Thursday, July 26, 2012

Dari Setanjung ke Kalimasada [Part 1]

Tiga belas hari sudah aku tinggal di Jl.Kalimasada. Ini adalah catatan kecilku tentang perubahan lingkungan tempat tinggal yang aku jalani selama di Semarang. Ini adalah cerita-ceritaku yang muncul dari permukaan saja, karena pengamatan temporal yang tidak seimbang, di Jl.Stanjung aku telah menempuh hidup selama setengah windu, sementara di di Jl.Kalimasada baru dua minggu.

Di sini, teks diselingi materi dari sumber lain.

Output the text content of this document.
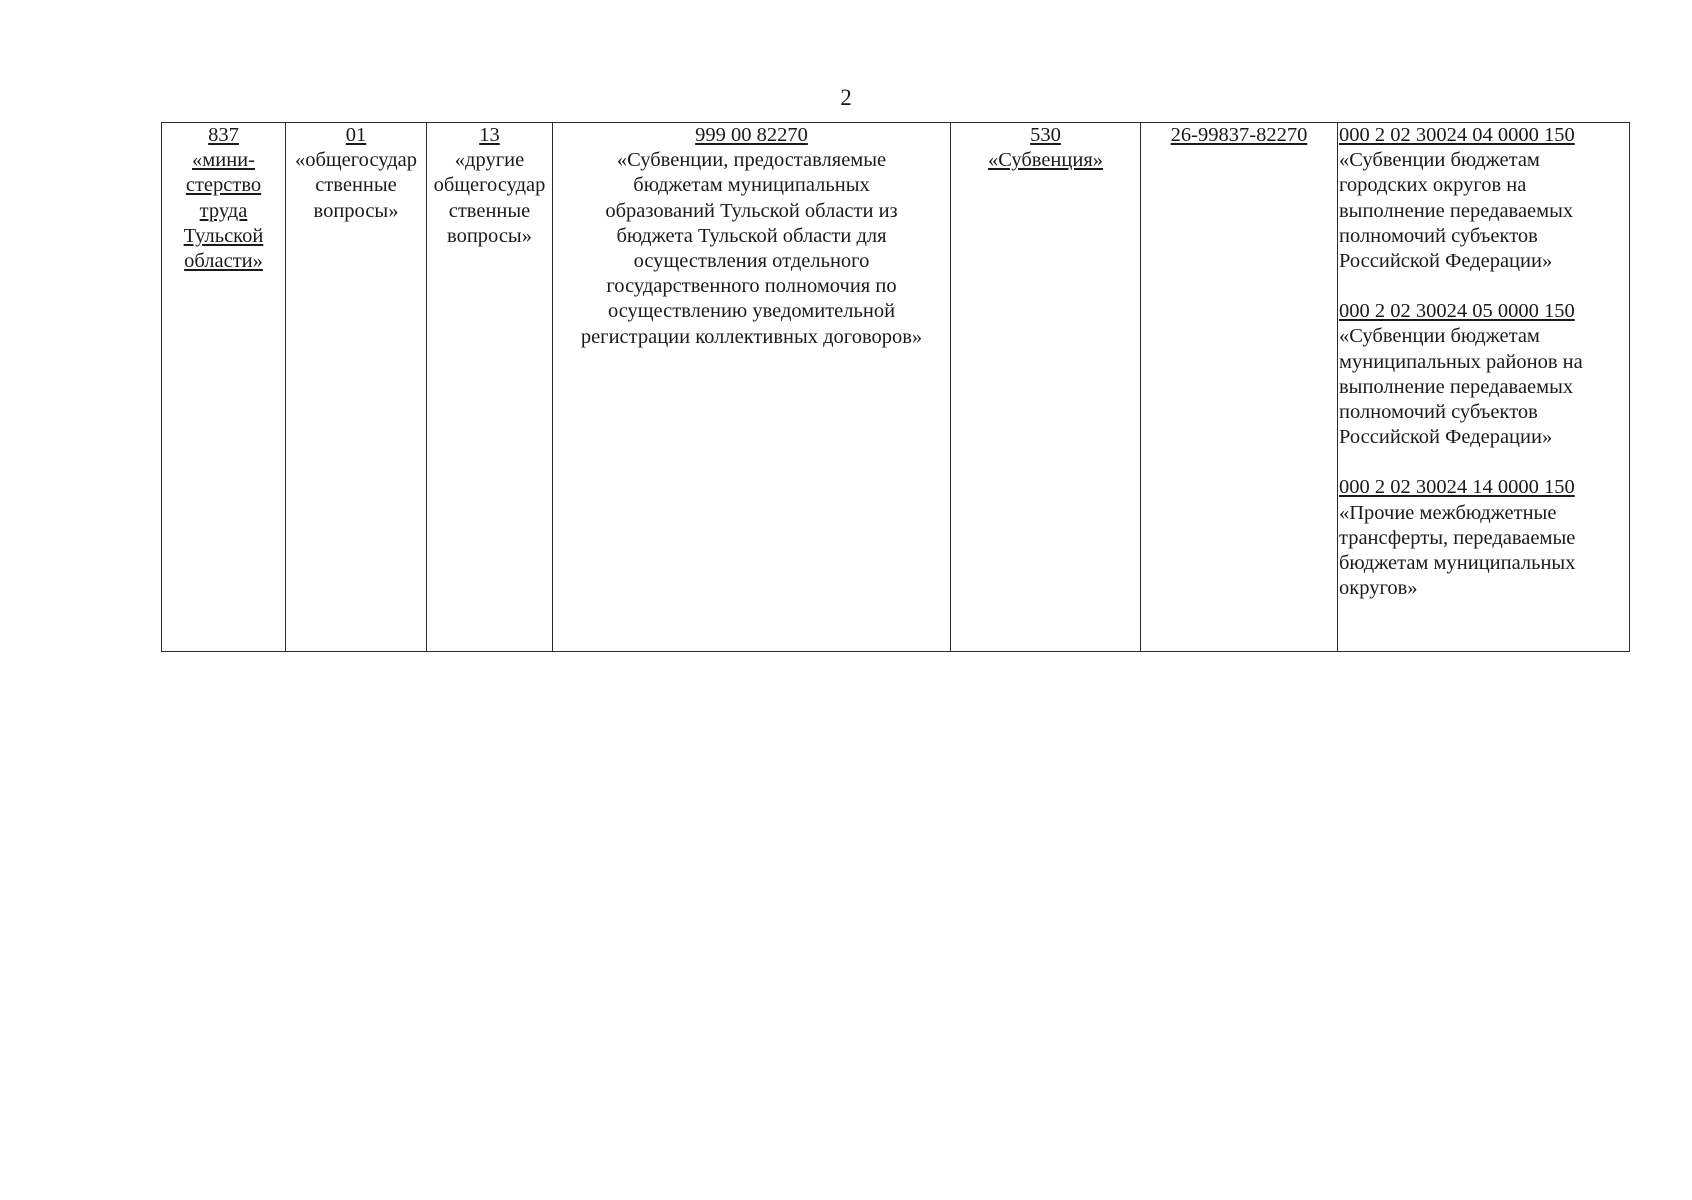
2
837
«мини-
стерство
труда
Тульской
области»

01
«общегосудар
ственные
вопросы»

13
«другие
общегосудар
ственные
вопросы»

999 00 82270
«Субвенции, предоставляемые
бюджетам муниципальных
образований Тульской области из
бюджета Тульской области для
осуществления отдельного
государственного полномочия по
осуществлению уведомительной
регистрации коллективных договоров»

530
«Субвенция»

26-99837-82270	000 2 02 30024 04 0000 150
«Субвенции бюджетам
городских округов на
выполнение передаваемых
полномочий субъектов
Российской Федерации»
000 2 02 30024 05 0000 150
«Субвенции бюджетам
муниципальных районов на
выполнение передаваемых
полномочий субъектов
Российской Федерации»
000 2 02 30024 14 0000 150
«Прочие межбюджетные
трансферты, передаваемые
бюджетам муниципальных
округов»
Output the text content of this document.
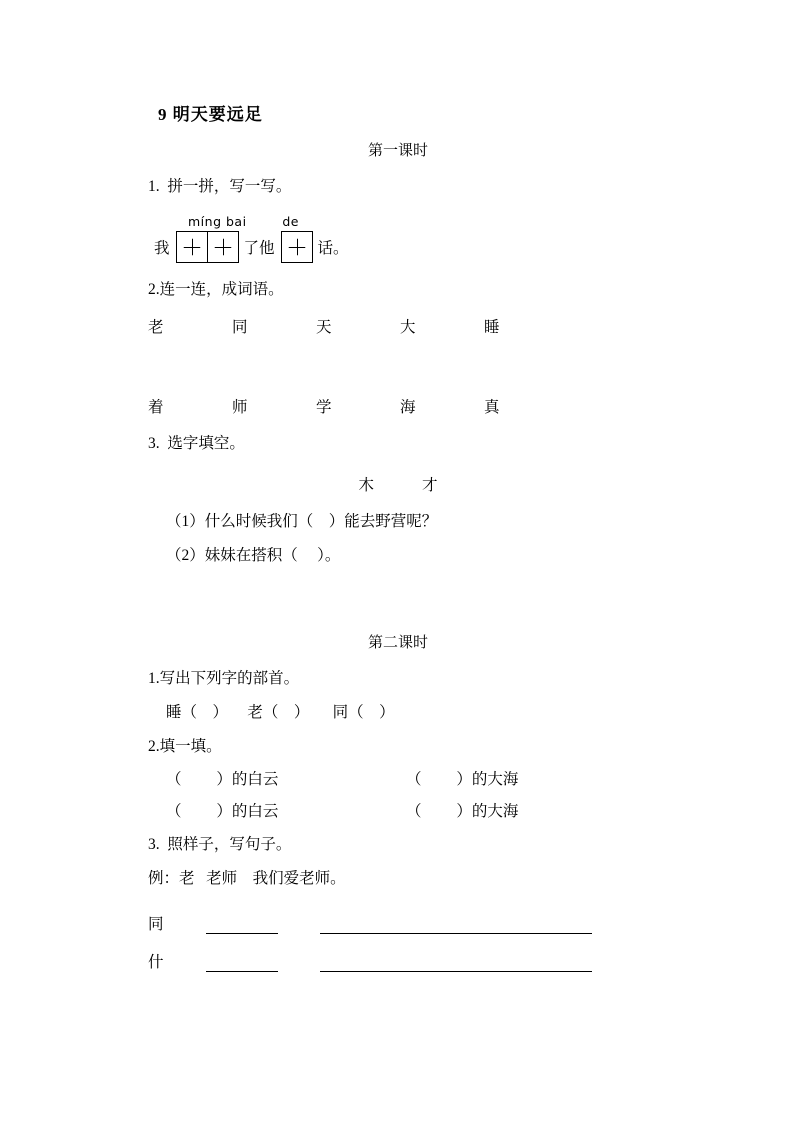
9 明天要远足
第一课时
1.  拼一拼，写一写。
míng bai        de
我	了他	话。
2.连一连，成词语。
老	同	天	大	睡
着	师	学	海	真
3.  选字填空。
木	才
（1）什么时候我们（    ）能去野营呢？
（2）妹妹在搭积（     ）。
第二课时
1.写出下列字的部首。
睡（    ）     老（    ）      同（    ）
2.填一填。
（         ）的白云	（         ）的大海
（         ）的白云	（         ）的大海
3.  照样子，写句子。
例：老   老师    我们爱老师。
同
什
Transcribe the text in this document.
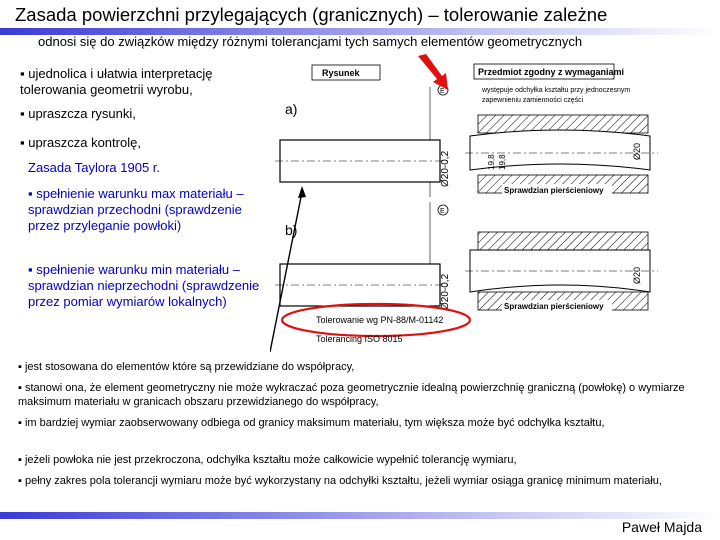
Zasada powierzchni przylegających (granicznych) – tolerowanie zależne
odnosi się do związków między różnymi tolerancjami tych samych elementów geometrycznych
▪ ujednolica i ułatwia interpretację tolerowania geometrii wyrobu,
▪ upraszcza rysunki,
▪ upraszcza kontrolę,
Zasada Taylora 1905 r.
▪ spełnienie warunku max materiału – sprawdzian przechodni (sprawdzenie przez przyleganie powłoki)
▪ spełnienie warunku min materiału – sprawdzian nieprzechodni (sprawdzenie przez pomiar wymiarów lokalnych)
Rysunek	Przedmiot zgodny z wymaganiami
występuje odchyłka kształtu przy jednoczesnym
zapewnieniu zamienności części
a)
Ø20-0,2
E
19,8 19,8
Ø20
Sprawdzian pierścieniowy
b)
Ø20-0,2
E
Ø20
Sprawdzian pierścieniowy
Tolerowanie wg PN-88/M-01142
Tolerancing ISO 8015
▪ jest stosowana do elementów które są przewidziane do współpracy,
▪ stanowi ona, że element geometryczny nie może wykraczać poza geometrycznie idealną powierzchnię graniczną (powłokę) o wymiarze maksimum materiału w granicach obszaru przewidzianego do współpracy,
▪ im bardziej wymiar zaobserwowany odbiega od granicy maksimum materiału, tym większa może być odchyłka kształtu,
▪ jeżeli powłoka nie jest przekroczona, odchyłka kształtu może całkowicie wypełnić tolerancję wymiaru,
▪ pełny zakres pola tolerancji wymiaru może być wykorzystany na odchyłki kształtu, jeżeli wymiar osiąga granicę minimum materiału,
Paweł Majda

Empat belas Juli 2008. Rasanya bapakku lebih mencintaiku sebagai anak laki-laki yang tidak memegang kendaraan selama tinggal di Semarang. Bukan maksud ia untuk menghalangiku tuk bisa berkeliaran kemana-mana sekehendak hati. Tapi ia tak tega nanti motor yang ku pakai juga sering dipakai oleh teman-temanku yang lain. Tak hanya kekasih saja yang diperlakukan demikian, tapi sepeda motorpun bisa membuatnya tidak ikhlas jika dipakai oleh bukan pemiliknya. Mempertimbangkan alasan itu aku hanya menganggukan kepala saja, akhirnya bapakku memilihkan kos yang terdekat dengan kampusku, Kos Dian-Ratna Jl.Setanjung.

Empat belas Agustus 2008. Bapakku mengantarkan aku ke Semarang untuk yang terakhir kalinya. Aku bertemu dengan kawan baruku yang akan menjadi teman sekamarku, Purnomo Ponco Nugroho. Perasaanku tenang, melihatnya pertama kali sedang sholat. “artinya ia anak baik-baik” kata bapakku. Tak dapat dipungkiri, bapakku paham betul saat itu aku adalah seorang remaja yang masih manja, sungguh sayang jika berpisah dengan orang tua. Mentalku seperti kuda-kuda yang dimiliki oleh seorang kusir, hanya terbiasa berlari di jalan umum yang rata dan dalam rentang pendek. Tidak seperti remaja lain yang sudah terbiasa mencoba hidup liar, seperti kuda-kuda yang dimiliki oleh kepala suku yang sudah terbiasa mendaki dan menuruni bukit, hutan, menyeberang sungai. Ketahananku jelas berbeda dengan mereka. ku akui aku memang tipe orang yang haus ilmu pengetahuan, hal ini sering membuatku melihat potret diri sebagai lelaki yang culun yang tidak pernah mengerti penampilan keren dan pergaulan bebas ala anak muda. Orang culun kadang identik dengan anak pintar atau anak pintar itu pasti culun? Aku tak mengerti. Yang jelas aku tak terlalu pintar tapi aku begitu culun.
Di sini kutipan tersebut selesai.